Accuracy of QMRA health risk modeling approach validated with epidemiology data

Posted July 28, 2017
Surfers paddle away from shore at San Diego’s Ocean Beach, one of two sites where researchers enrolled surfers in an epidemiological study to collect information on the surfers’ illness symptoms during the rainy winter season. The surfers’ average illness risk, which was calculated using the epidemiological data, was compared to the average illness risk predicted by a modeling approach known as Quantitative Microbial Risk Assessment (QMRA).

SCCWRP and its partners have shown that a health risk modeling approach known as Quantitative Microbial Risk Assessment (QMRA) can be used to accurately estimate illness rates for beachgoers who come into contact with waterborne microbial contamination.

The three-year study, published in June, independently validated the accuracy of QMRA’s predictive abilities by utilizing empirical epidemiology data collected from San Diego-area surfers during the SCCWRP-led Surfer Health Study.

QMRA was offered up by the U.S. Environmental Protection Agency in 2012 as a management approach for revising bacterial objectives at certain California beaches where the fecal indicator bacteria are determined to be coming from predominantly non-human sources. Under this site-specific approach, higher bacterial levels can be deemed allowable because non-human sources of microbial contamination are far less likely than human sources to make beachgoers sick.

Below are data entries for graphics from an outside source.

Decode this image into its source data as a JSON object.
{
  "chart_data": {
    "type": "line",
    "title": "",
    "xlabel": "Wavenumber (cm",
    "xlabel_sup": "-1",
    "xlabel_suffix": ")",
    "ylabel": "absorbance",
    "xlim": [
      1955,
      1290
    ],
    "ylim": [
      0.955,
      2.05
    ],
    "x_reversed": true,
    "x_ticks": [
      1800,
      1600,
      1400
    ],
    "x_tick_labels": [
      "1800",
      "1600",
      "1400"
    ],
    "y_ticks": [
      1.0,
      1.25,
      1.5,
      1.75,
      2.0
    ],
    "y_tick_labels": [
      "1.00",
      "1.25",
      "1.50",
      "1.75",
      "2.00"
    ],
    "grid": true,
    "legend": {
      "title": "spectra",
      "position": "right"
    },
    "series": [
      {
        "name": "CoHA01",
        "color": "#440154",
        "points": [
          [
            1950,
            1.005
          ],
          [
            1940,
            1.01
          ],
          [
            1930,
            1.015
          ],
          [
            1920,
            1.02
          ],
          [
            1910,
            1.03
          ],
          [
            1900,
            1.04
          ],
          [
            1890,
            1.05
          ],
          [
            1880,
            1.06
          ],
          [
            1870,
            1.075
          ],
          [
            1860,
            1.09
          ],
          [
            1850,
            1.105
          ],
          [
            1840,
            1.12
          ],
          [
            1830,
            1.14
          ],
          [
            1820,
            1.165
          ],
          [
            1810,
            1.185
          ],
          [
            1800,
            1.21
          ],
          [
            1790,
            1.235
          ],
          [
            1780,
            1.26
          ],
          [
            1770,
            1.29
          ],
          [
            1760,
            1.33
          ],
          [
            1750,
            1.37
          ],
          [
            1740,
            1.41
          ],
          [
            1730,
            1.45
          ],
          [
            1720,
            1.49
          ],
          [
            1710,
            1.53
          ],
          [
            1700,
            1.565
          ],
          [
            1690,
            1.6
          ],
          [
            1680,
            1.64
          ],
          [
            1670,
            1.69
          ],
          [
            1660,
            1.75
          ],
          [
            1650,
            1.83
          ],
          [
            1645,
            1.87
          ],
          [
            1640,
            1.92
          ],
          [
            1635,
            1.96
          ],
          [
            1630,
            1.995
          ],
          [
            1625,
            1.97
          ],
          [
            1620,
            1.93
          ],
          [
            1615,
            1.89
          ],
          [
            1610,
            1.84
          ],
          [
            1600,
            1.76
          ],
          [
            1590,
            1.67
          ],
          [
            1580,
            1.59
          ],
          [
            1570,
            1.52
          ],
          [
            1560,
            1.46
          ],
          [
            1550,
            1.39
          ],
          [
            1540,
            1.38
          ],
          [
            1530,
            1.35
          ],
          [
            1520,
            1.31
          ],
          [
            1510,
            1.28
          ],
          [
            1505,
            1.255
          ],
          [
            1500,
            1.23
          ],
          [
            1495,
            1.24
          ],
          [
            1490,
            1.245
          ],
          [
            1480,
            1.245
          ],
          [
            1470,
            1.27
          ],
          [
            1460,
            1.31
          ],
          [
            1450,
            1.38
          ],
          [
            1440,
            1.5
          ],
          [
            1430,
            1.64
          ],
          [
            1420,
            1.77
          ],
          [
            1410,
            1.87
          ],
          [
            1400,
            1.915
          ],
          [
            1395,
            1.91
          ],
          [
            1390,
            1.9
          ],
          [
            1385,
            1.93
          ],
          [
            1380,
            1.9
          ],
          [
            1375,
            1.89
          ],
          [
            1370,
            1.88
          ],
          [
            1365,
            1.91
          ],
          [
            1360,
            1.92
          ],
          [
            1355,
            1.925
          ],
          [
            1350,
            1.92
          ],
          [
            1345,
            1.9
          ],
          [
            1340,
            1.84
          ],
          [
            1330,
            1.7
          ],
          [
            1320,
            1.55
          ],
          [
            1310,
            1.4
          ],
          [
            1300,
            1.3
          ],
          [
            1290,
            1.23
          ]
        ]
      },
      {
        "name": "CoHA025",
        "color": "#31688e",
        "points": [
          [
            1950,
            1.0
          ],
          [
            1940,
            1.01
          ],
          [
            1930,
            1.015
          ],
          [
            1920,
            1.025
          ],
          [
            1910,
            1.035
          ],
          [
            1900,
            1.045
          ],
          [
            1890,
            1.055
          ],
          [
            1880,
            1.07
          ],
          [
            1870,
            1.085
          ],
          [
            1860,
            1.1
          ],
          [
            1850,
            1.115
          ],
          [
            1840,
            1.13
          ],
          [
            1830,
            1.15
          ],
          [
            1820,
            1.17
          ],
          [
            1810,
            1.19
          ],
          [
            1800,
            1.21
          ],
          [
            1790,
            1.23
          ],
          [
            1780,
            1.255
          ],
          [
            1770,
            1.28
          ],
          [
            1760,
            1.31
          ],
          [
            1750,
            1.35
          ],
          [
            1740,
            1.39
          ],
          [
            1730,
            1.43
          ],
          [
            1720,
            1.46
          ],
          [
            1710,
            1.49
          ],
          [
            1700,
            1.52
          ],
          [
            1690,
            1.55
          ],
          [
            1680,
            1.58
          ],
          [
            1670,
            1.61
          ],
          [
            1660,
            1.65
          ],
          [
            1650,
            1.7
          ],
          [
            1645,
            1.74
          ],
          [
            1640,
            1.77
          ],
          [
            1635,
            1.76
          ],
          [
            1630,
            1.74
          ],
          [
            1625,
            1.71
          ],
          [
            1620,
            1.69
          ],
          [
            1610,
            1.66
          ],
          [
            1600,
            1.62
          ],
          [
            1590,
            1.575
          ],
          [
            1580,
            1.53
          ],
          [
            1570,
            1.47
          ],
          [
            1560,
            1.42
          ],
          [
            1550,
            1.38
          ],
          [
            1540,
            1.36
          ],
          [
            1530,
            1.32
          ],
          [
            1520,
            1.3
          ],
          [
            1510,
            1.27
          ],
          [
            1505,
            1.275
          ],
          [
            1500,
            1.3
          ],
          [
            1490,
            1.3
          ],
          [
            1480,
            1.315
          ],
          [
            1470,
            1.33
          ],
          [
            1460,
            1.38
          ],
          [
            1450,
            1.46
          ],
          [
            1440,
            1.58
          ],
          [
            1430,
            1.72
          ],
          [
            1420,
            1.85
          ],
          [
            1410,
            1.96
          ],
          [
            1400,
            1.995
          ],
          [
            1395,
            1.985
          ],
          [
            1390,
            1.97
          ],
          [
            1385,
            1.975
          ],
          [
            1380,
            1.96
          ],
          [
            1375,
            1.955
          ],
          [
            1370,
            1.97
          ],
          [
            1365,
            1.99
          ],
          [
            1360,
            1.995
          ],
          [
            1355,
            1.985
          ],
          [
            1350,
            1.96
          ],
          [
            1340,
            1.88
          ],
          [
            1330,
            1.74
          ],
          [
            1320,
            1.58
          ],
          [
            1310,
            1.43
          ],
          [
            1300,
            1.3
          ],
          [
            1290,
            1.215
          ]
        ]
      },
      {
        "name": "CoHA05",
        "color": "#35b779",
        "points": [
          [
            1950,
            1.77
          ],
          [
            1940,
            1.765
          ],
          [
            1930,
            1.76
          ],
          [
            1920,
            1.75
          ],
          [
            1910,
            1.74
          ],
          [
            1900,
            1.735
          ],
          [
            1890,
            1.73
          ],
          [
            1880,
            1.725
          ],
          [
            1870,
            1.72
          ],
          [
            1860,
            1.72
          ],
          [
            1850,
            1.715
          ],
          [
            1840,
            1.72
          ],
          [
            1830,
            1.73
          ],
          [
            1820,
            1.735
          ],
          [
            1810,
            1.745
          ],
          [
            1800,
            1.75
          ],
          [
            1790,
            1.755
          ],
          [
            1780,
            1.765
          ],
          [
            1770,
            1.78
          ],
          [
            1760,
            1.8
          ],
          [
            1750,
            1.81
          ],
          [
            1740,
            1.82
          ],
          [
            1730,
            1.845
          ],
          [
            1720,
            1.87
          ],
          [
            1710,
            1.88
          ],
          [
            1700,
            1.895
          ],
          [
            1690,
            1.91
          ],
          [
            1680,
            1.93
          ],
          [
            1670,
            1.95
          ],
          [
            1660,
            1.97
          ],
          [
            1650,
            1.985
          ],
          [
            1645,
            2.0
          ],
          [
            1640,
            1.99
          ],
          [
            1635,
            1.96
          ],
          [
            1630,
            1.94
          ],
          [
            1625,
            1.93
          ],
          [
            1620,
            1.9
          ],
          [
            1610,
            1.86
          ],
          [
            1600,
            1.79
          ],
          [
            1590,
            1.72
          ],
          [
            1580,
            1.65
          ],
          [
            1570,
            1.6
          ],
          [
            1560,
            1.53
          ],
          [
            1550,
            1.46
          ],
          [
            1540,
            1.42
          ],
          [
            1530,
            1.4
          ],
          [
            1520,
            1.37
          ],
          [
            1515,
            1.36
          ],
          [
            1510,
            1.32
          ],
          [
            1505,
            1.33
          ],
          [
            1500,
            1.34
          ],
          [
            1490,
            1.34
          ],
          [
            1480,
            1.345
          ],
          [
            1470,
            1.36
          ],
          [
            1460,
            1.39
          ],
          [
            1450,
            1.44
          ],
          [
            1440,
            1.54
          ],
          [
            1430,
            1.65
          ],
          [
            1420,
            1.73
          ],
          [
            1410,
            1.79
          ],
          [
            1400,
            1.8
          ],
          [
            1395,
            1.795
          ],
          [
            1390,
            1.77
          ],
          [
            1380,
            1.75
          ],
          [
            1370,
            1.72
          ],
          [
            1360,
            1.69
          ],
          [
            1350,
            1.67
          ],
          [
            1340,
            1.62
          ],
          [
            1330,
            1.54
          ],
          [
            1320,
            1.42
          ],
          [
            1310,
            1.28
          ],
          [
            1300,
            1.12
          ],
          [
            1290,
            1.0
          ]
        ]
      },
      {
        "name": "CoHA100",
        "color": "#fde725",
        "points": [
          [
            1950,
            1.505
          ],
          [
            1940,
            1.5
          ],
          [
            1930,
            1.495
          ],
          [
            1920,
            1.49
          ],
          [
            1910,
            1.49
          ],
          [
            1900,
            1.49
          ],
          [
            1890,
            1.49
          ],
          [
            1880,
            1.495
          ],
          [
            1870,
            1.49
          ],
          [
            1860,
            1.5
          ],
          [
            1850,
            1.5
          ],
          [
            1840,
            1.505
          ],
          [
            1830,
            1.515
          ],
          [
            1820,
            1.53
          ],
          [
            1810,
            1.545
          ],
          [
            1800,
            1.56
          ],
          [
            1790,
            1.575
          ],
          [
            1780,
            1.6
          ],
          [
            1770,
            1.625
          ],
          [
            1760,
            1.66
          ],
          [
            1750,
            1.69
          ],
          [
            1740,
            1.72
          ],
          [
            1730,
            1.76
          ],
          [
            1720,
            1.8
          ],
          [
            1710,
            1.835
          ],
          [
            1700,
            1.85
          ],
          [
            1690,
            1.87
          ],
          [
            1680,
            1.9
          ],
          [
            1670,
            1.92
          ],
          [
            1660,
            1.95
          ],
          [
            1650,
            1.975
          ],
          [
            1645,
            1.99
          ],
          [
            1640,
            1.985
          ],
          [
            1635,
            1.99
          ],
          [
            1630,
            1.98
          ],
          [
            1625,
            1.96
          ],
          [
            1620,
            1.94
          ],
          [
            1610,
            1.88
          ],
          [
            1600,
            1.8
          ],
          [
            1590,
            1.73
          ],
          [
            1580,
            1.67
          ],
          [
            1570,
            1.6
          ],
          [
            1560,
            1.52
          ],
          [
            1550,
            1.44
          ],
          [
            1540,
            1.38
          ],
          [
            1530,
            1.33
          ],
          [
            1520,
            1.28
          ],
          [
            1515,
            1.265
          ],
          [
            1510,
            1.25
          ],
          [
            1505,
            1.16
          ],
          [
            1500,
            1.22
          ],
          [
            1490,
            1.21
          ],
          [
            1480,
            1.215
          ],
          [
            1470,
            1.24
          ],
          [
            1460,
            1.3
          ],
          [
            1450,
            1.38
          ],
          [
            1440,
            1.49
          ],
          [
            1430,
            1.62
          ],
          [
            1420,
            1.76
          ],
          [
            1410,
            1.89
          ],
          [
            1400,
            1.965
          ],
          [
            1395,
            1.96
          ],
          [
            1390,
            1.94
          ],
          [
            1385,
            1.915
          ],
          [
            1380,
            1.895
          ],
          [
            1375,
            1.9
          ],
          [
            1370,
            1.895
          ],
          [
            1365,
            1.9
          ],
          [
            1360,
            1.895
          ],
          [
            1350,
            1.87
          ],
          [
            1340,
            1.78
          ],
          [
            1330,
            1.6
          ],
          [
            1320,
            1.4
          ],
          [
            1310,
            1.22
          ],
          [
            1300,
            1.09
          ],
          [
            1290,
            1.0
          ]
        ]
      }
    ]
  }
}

The QMRA validation study involved surveying San Diego-area surfers to collect epidemiological data on illness symptoms, and simultaneously analyzing the microbial water quality of two popular San Diego surfing beaches in the 72-hour period following rainfalls.

During rainfall events, pathogens wash off the land and into the coastal zone, elevating the risk of water-contact illness for surfers and other swimmers.

The epidemiology analysis determined that the average illness rate for beachgoers who enter the water is 12 excess gastrointestinal illness cases per 1,000 exposures, while the QMRA predicted that the average illness rate is 15 excess cases per 1,000.

These two illness rates are considered to be in close agreement, indicating QMRA’s potential to serve as an accurate, cost-effective health risk modeling method for other beaches. Epidemiology studies, by contrast, are comparatively costly and time-consuming to conduct.

Already, San Diego’s beach water-quality management community has begun considering how to use the QMRA modeling approach to set alternative numeric targets for fecal indicator bacteria at the region’s beaches. This change could, in turn, affect the management requirements codified in wet-weather beach bacteria TMDLs (Total Maximum Daily Loads) at six San Diego-area beaches.

SCCWRP and its partners have been working closely with San Diego stakeholders, helping to resolve numerous remaining technical issues and facilitating a cost-benefit analysis.